27 Eylül 2010 Pazartesi

Heirloom Apples









Heirloom Orchards Apples

Metropolitan Market, $2.49/lb


The first day of my freshman year of college I took a "Red Delicious" apple from the dining hall and placed it on a shelf in my room. I'd heard rumors that the cafeteria produce was irradiated so I figured I'd do a little low-tech experiment. When the school year ended, I took the apple down and threw it in the trash. Under its blanket of dorm dust, it was just as shiny, red, and rock-hard as the apples I'd eaten throughout the year--and presumably as tasteless.

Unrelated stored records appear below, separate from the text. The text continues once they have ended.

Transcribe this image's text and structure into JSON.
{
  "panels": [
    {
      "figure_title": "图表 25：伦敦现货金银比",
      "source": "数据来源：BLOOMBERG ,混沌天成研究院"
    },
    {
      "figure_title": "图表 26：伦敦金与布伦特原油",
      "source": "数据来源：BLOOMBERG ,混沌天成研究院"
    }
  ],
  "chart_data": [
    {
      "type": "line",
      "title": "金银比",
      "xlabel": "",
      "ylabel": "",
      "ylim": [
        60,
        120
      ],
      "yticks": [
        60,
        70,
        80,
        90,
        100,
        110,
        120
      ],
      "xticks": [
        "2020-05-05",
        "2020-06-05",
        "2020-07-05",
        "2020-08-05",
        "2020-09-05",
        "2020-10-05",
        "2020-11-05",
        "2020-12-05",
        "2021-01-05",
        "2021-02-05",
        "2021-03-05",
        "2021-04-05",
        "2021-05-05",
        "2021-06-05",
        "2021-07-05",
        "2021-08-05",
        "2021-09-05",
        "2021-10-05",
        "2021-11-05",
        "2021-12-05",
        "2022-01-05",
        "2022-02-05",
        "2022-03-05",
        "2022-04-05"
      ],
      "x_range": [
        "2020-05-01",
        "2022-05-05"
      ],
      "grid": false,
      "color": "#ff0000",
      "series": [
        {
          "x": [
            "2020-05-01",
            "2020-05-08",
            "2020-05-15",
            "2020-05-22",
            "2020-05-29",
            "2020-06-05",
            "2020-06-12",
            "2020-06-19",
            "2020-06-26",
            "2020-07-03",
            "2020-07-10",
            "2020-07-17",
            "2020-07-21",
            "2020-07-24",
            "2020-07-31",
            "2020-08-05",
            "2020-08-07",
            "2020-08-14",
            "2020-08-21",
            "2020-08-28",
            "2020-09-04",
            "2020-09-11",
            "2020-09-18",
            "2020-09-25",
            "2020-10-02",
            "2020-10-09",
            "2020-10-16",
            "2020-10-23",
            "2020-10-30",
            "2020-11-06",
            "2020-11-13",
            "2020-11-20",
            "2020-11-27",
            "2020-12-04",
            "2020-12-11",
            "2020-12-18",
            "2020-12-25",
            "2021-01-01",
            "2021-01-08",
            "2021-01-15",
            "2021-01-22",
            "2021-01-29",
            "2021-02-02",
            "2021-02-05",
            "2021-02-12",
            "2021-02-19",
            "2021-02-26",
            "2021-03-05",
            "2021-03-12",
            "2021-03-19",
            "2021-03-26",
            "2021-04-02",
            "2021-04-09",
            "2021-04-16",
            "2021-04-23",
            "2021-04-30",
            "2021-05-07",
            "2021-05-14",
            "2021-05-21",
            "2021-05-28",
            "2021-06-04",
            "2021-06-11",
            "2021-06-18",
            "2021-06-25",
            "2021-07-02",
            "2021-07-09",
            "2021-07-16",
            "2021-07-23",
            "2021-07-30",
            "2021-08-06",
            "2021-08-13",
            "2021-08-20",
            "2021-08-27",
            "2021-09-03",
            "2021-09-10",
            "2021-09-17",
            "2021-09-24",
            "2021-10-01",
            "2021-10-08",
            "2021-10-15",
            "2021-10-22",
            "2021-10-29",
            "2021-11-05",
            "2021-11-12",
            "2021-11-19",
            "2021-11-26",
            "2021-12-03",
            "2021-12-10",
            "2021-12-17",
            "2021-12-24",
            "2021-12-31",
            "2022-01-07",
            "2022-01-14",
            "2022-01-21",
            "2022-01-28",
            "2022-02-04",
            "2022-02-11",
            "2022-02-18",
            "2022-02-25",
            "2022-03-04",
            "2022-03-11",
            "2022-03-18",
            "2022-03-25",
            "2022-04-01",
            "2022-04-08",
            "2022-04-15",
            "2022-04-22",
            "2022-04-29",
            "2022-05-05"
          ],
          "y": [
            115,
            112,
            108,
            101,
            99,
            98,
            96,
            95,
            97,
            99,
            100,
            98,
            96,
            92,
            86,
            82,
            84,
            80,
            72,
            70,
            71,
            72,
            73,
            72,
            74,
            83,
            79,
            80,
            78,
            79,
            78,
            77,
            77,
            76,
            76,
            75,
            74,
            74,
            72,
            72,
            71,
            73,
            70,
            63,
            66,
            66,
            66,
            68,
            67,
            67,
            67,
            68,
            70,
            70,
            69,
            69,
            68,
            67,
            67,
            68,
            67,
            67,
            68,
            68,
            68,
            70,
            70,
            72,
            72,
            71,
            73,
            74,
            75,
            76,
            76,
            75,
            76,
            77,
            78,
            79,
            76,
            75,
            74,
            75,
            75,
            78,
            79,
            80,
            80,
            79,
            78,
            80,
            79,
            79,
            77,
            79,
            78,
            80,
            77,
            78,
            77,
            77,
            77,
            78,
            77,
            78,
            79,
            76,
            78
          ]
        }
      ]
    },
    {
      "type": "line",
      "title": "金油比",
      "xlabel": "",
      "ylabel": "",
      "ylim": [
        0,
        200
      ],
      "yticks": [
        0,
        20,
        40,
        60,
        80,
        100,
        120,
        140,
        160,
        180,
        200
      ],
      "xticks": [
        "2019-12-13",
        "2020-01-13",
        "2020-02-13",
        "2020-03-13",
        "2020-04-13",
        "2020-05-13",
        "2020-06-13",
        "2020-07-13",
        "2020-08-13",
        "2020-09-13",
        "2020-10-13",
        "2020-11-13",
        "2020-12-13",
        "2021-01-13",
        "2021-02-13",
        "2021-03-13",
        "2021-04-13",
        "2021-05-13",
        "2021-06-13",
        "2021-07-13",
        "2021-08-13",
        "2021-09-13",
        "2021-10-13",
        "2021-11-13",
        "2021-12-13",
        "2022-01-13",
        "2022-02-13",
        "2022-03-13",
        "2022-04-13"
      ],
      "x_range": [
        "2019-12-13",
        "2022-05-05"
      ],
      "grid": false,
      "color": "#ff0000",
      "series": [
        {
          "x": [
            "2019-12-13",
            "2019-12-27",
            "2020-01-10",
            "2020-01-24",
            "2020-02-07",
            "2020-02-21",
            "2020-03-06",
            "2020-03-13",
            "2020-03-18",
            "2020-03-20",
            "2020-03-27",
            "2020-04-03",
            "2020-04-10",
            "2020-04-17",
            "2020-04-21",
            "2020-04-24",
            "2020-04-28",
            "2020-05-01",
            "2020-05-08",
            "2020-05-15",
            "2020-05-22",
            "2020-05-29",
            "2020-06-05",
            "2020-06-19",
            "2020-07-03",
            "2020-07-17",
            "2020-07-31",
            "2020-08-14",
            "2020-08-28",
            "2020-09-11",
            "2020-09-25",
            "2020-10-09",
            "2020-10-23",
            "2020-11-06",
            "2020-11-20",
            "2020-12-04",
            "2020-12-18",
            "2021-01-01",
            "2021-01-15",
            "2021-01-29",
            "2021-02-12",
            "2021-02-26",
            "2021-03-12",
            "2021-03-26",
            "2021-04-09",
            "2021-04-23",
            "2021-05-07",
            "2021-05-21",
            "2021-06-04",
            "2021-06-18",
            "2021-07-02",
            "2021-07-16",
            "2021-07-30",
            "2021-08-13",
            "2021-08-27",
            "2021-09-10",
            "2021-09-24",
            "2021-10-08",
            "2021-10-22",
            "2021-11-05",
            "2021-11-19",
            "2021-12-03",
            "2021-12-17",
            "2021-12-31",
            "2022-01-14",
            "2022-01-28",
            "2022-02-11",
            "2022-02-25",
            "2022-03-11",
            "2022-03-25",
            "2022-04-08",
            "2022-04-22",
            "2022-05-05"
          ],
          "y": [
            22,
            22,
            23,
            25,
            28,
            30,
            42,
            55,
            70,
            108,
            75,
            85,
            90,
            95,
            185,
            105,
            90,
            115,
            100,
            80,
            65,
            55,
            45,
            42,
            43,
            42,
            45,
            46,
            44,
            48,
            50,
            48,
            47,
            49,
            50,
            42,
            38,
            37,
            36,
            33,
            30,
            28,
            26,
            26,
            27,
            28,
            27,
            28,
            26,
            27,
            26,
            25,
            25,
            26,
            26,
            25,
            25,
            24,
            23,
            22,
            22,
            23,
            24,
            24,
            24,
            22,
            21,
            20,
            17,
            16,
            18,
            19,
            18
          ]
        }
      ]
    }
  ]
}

After college I spent two years living in a small English village that holds an "Apple Day" festival each autumn. Apples were celebrated in all their solid, semi-solid, and liquid forms. There was a bake sale, apple champagne, and fresh cider, courtesy of an ancient stone-wheeled press and a very patient horse. Among the attractions was a leathery old man that a few of us called the "apple whisperer". Bring him a branch, leaf, or fruit from an unidentified apple tree and he'd tell you the make and model, then diagnose any ailments. I particularly loved to watch him take on a mystery apple; after giving it a long and serious look, he'd whip out an old wood-handled Opinel, excise a wedge, and pop it in his mouth in less time than it would take for me to find a clean cutting board. After a few seconds of furious chewing, he'd spit into the garbage and pronouce, "Dropsey's Amber Fleshpot grafted onto Blackgold Pucker; wants fertilizing." It was tremendously good regional theater.


Another booth sold a bewildering array of heirloom apples. My favorite of all was the tiny Egremont Russet, named for the lord of a nearby village and for the fruit's potato-like papery brown skin. Its creamy-white flesh tasted of honey, roses and jasmine. The first year, I bought a couple of pounds in spite of the stallholder's warning that they "wouldn't hold". I remember being surprised at how quickly they started to go soft, and then delighted that I had a good excuse to eat them one after another. Not in a million years would I trade an over-the-hill Egremont Russet for a dozen ageless, tasteless Red Delicious.


More recently I was delighted to find a selection oddball apples from Heirloom Orchards at a nearby grocery. I bought one of each and had my own tasting. My favorite of the bunch was the King David, a small apple as shiny and red as a garnet, with a sweet-sour tang reminiscent of Sour Patch Kids.